Untuk tahun 2022, sesuai Surat Edaran No : B/11659/022022 dari BPJS Ketenagakerjaan Cabang Jakarta Kelapa Gading tentang Besaran Manfaat Dan Batasan Upah Jaminan Pensiun 2022 dengan batasan upah paling tinggi berubah dari Rp. 8.754.600,- menjadi Rp. 9.077.600,- yang berlaku pada bulan Maret 2022.

Untuk tahun 2021, sesuai Surat Edaran No : B/2557/022021 dari BPJS Ketenagakerjaan Cabang Salemba tentang Besaran Manfaat Dan Batasan Upah Jaminan Pensiun 2021 dengan batasan upah paling tinggi berubah dari Rp. 8.939.700,- menjadi Rp. 8.754.600,- yang berlaku pada bulan Maret 2021.

Untuk tahun 2020, sesuai Surat Edaran No : B/5992/022020 dari BPJS Ketenagakerjaan cabang Jakarta Menara Jamsostek tentang Besaran Manfaat Dan Batasan Upah Jaminan Pensiun 2020 dengan batasan upah paling tinggi berubah dari Rp. 8.512.400,- menjadi Rp. 8.939.700,- yang berlaku pada bulan Maret 2020.

Untuk tahun 2019, sesuai Surat Edaran No : B/1397/022019 dari BPJS Ketenagakerjaan cabang Jakarta Menara Jamsostek tentang Besaran Manfaat Dan Batasan Upah Jaminan Pensiun 2019 dengan batasan upah paling tinggi berubah dari Rp. 8.094.000,- menjadi Rp. 8.512.400,- yang berlaku pada bulan Maret 2019.

Untuk tahun 2018, sesuai Surat Edaran No : B/609/022018 dari BPJS Ketenagakerjaan cabang Tangerang Cikokol tentang Besaran Manfaat Dan Batasan Upah Jaminan Pensiun 2018 dengan batasan upah paling tinggi berubah dari Rp. 7.703.500,- menjadi Rp. 8.094.000,- yang berlaku pada bulan Maret 2018.

Untuk tahun 2017, sesuai Surat Edaran No : SE/1/022017 dari BPJS Ketenagakerjaan cabang Tangerang Cikokol tentang Besaran Manfaat Dan Batasan Upah Jaminan Pensiun 2017 dengan batasan upah paling tinggi berubah dari Rp. 7.335.300,- menjadi Rp. 7.703.500,- yang berlaku pada bulan Maret 2017.

Dan untuk tahun 2016, sesuai Surat Edaran No : B/6981/022016 dari BPJS Ketenagakerjaan cabang Jakarta Menara Jamsostek tentang Kenaikan Batasan Upah dan Manfaat Jaminan Pensiun Tahun 2016 yang mulai berlaku pada bulan Maret 2016. Besar batas upah tertinggi sebelumnya sebesar Rp. 7.000.000,- berubah menjadi Rp. 7.335.300,-.

 

Berkaitan dengan perubahan tersebut, Bagaimana penyettingan di Krishand Payroll ?

  • Pastikan pada menu Pemeliharaan Sistem – Koneksi Database.
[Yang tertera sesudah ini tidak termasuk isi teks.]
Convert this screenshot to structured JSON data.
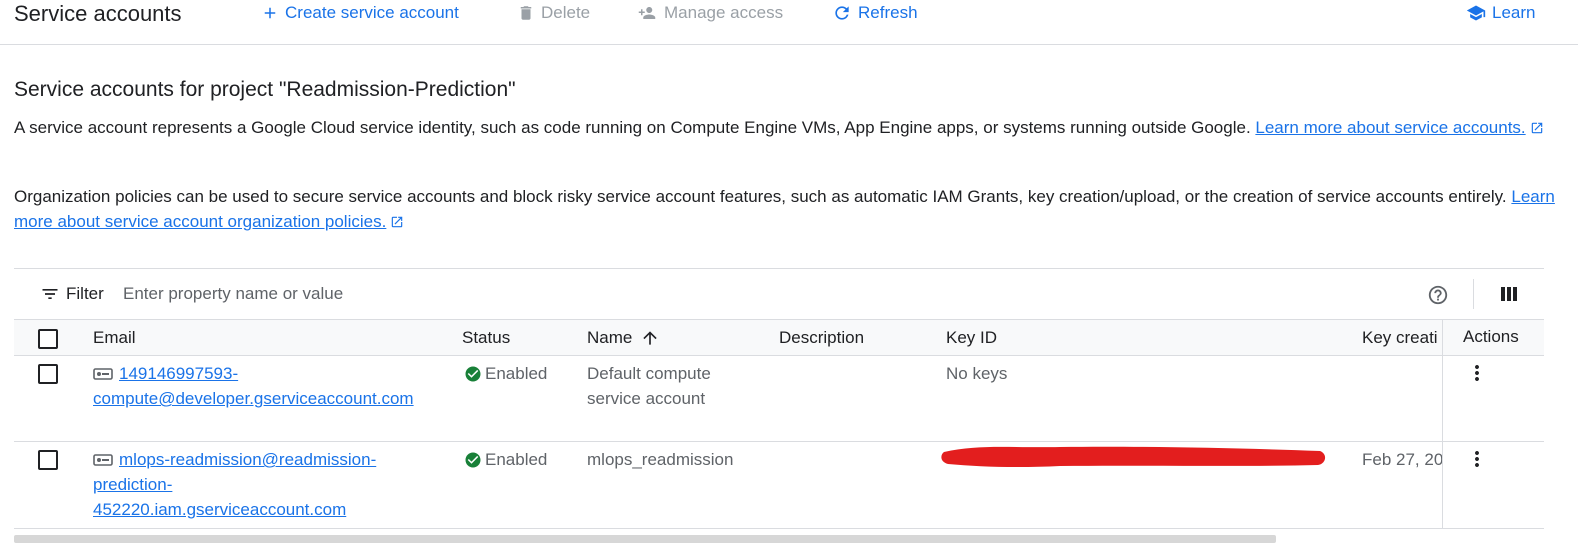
{
  "header": {
    "title": "Service accounts",
    "create_label": "Create service account",
    "delete_label": "Delete",
    "manage_label": "Manage access",
    "refresh_label": "Refresh",
    "learn_label": "Learn"
  },
  "intro": {
    "heading": "Service accounts for project \"Readmission-Prediction\"",
    "para1_text": "A service account represents a Google Cloud service identity, such as code running on Compute Engine VMs, App Engine apps, or systems running outside Google. ",
    "para1_link": "Learn more about service accounts.",
    "para2_text": "Organization policies can be used to secure service accounts and block risky service account features, such as automatic IAM Grants, key creation/upload, or the creation of service accounts entirely. ",
    "para2_link": "Learn more about service account organization policies."
  },
  "filter": {
    "label": "Filter",
    "placeholder": "Enter property name or value"
  },
  "table": {
    "columns": {
      "email": "Email",
      "status": "Status",
      "name": "Name",
      "description": "Description",
      "key_id": "Key ID",
      "key_creation": "Key creati",
      "actions": "Actions"
    },
    "rows": [
      {
        "email_line1": "149146997593-",
        "email_line2": "compute@developer.gserviceaccount.com",
        "email_line3": "",
        "status": "Enabled",
        "name_line1": "Default compute",
        "name_line2": "service account",
        "description": "",
        "key_id": "No keys",
        "key_creation": ""
      },
      {
        "email_line1": "mlops-readmission@readmission-",
        "email_line2": "prediction-",
        "email_line3": "452220.iam.gserviceaccount.com",
        "status": "Enabled",
        "name_line1": "mlops_readmission",
        "name_line2": "",
        "description": "",
        "key_id": "",
        "key_creation": "Feb 27, 20"
      }
    ]
  },
  "colors": {
    "accent": "#1a73e8",
    "enabled_green": "#188038",
    "redaction": "#e31e1e"
  },
  "icons": [
    "plus-icon",
    "trash-icon",
    "person-add-icon",
    "refresh-icon",
    "school-icon",
    "filter-list-icon",
    "help-icon",
    "column-view-icon",
    "arrow-up-icon",
    "key-icon",
    "check-circle-icon",
    "more-vert-icon",
    "open-in-new-icon"
  ]
}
Database yang sedang diakses adalah database di tahun yang sesuai. Pastikan sedang mengakses :
    • Paydat2016.mdb untuk tahun 2016.
    • Paydat2017.mdb untuk tahun 2017.
    • Paydat2018.mdb untuk tahun 2018.
    • Paydat2019.mdb untuk tahun 2019.
    • Paydat2020.mdb untuk tahun 2020.
    • Paydat2021.mdb untuk tahun 2021.
    • Paydat2022.mdb untuk tahun 2022.
    • Paydat2023.mdb untuk tahun 2023.
    • Paydat2024.mdb untuk tahun 2024.
    • Paydat2025.mdb untuk tahun 2025.
    • Paydat2026.mdb untuk tahun 2026.  

 

 

  • Klik Setup Awal – Setup Group Komponen Gaji. Buka Group Komp yang digunakan, untuk mengubah group gunakan Pilih Kode.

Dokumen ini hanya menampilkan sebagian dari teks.